In snowboarding and presumably skiing, carving is the act of going back and forth as you go down a hill, to decrease your speed so you dont end up a pile of broken bones at the bottom of the hill, to increase control, and to turn. The tighter the turns, the more you will slow down (in theory). I'm not sure about the mechanisms of skiing, but in snowboarding the key is to catch the uphill edge of your board in the snow and drag it somewhat perpendicular to the direction you are moving. If properly done, his results in snow spraying impressively from the downhill side of the board, and a reduction in speed. To do this properly, you continually zig-zag back and forth, which means you must carve both toeside and heelside. This is much easier said than done, especially on steep slopes.

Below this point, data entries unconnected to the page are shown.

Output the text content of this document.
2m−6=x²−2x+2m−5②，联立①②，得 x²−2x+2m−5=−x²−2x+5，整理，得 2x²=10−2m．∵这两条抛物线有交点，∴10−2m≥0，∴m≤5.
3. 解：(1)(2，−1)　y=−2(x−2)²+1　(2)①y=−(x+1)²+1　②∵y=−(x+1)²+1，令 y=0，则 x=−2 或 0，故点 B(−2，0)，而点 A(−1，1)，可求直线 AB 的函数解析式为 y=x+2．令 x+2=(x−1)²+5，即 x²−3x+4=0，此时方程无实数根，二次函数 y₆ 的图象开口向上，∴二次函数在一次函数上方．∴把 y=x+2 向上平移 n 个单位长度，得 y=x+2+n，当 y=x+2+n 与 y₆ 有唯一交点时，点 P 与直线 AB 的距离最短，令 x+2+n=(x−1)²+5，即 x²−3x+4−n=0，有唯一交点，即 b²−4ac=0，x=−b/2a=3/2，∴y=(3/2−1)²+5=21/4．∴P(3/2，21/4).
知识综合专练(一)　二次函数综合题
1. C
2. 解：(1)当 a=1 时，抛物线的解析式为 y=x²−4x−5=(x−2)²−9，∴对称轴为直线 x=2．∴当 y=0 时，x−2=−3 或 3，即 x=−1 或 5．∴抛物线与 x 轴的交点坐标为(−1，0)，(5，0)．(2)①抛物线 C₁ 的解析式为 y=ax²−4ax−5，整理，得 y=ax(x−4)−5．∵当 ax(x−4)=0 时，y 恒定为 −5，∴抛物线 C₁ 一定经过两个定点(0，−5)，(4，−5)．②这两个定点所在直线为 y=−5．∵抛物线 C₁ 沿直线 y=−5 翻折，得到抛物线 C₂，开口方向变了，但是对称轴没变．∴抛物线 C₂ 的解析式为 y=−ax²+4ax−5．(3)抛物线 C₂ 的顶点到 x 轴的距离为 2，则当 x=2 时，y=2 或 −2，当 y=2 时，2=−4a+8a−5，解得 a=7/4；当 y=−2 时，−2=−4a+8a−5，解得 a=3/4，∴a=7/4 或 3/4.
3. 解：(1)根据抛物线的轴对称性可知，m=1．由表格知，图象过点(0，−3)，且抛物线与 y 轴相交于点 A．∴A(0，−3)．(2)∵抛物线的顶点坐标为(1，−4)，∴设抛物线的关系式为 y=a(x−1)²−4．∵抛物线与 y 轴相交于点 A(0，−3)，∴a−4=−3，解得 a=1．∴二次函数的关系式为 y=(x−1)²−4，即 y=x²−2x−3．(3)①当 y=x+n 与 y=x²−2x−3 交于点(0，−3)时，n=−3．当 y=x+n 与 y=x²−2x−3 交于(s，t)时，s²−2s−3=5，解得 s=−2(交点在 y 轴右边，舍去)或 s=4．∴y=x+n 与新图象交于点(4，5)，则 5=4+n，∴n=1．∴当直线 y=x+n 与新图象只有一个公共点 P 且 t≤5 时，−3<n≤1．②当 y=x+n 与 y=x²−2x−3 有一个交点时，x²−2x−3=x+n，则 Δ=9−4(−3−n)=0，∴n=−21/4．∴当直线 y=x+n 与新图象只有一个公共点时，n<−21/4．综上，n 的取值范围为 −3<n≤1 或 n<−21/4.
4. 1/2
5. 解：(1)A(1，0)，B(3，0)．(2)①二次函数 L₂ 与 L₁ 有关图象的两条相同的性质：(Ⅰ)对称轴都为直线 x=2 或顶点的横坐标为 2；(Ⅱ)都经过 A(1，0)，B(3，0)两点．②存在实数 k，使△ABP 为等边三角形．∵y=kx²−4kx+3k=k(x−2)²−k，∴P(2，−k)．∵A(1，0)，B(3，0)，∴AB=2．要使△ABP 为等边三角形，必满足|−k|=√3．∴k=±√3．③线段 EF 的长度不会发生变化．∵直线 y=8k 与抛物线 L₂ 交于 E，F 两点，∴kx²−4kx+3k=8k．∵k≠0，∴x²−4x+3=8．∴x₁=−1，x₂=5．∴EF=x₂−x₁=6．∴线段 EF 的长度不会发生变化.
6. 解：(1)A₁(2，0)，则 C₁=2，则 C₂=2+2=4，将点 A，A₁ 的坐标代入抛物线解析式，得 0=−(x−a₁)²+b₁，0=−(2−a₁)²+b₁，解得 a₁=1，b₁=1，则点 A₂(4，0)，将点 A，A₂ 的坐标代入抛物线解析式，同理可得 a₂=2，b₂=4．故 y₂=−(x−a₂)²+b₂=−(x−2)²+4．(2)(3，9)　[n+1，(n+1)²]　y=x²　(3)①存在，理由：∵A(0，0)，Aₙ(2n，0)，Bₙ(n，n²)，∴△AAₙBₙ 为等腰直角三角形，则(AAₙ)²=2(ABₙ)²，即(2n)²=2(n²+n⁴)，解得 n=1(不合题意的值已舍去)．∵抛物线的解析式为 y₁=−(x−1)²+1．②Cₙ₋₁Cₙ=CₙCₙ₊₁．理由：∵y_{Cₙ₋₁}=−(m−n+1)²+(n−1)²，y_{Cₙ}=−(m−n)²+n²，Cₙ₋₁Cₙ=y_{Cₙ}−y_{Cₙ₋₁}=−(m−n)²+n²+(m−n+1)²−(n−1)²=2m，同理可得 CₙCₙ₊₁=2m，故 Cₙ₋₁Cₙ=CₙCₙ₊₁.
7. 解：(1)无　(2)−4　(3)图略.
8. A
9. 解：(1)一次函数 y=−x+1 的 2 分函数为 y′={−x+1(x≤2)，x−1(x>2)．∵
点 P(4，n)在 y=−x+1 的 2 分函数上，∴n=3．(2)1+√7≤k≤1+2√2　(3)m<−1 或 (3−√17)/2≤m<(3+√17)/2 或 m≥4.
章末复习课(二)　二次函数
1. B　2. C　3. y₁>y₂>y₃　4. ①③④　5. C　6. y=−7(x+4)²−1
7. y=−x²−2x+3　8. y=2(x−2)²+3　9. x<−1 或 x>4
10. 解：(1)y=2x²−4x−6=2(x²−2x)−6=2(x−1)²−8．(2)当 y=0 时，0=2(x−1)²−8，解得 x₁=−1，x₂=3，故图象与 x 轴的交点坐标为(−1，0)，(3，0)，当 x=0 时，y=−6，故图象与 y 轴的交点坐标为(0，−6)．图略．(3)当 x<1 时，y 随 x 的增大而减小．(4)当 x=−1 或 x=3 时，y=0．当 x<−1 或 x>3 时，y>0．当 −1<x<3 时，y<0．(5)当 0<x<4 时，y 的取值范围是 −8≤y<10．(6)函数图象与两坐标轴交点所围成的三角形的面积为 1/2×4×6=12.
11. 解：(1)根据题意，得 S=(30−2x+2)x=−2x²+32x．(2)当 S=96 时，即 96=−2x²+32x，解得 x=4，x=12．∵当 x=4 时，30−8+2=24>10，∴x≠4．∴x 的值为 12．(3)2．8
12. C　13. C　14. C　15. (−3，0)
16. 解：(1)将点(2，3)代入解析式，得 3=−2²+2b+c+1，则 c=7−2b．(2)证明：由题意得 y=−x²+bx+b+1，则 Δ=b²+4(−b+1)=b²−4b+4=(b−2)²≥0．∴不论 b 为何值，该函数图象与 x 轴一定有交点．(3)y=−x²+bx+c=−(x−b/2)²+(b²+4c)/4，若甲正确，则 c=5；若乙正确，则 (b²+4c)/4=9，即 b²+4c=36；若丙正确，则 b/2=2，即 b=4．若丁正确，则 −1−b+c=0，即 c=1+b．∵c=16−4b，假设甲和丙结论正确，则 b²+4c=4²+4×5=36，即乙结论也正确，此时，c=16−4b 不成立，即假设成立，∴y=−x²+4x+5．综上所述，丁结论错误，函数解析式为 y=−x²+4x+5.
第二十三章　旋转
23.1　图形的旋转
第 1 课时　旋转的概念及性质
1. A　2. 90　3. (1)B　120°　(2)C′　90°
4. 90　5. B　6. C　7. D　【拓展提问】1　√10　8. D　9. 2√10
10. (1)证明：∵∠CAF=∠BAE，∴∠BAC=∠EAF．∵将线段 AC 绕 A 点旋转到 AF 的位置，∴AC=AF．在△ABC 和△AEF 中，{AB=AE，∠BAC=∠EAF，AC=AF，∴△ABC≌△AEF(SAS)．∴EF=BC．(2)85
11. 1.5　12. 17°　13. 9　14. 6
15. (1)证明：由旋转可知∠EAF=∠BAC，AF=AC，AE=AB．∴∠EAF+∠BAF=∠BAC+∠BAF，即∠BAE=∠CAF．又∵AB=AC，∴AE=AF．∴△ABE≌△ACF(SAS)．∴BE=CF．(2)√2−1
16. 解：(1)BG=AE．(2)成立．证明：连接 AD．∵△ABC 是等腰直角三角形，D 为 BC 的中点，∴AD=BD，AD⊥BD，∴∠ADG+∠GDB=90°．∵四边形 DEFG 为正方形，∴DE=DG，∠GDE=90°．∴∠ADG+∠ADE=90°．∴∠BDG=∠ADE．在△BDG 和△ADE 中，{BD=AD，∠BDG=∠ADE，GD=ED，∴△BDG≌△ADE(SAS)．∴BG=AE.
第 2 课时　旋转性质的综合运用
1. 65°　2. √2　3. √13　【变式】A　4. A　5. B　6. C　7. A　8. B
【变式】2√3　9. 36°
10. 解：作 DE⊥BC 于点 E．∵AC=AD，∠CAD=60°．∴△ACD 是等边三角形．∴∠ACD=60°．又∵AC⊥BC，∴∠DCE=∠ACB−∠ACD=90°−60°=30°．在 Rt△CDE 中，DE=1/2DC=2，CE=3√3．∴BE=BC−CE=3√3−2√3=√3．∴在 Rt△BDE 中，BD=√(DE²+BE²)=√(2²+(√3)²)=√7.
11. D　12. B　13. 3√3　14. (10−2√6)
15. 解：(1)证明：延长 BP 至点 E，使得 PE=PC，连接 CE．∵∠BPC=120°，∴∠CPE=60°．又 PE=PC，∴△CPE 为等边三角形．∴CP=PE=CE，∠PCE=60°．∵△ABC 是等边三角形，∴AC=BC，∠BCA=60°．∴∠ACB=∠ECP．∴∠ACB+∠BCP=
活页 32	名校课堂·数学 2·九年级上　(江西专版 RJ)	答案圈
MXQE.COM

The biggest cause of crashes while attempting to carve is allowing the downhill side of the board to dig into the snow, which will flip you downhill, and send you sliding through the snow face first. It looks impressive, but isn't too fun. It is important to keep as much weight as you can on the uphill side of your board. Also, when turning, it is important to put almost all your weight forward and kick the back end of the board around. (this is counterintuitive to some people especially since in skateboarding it's often the other way around) This is especially vital on steep slopes because if you don't make the transition between toeside and heelside fast enough, you will be pointed straight down the hill and will accelerate to intense speeds. This can be fun if you're an expert snowboarder, but not if you're trying to learn to carve.

I recommend learning on some of the less radical 'intermediate' slopes. Most 'bunny' slopes are not steep enough to carve properly on.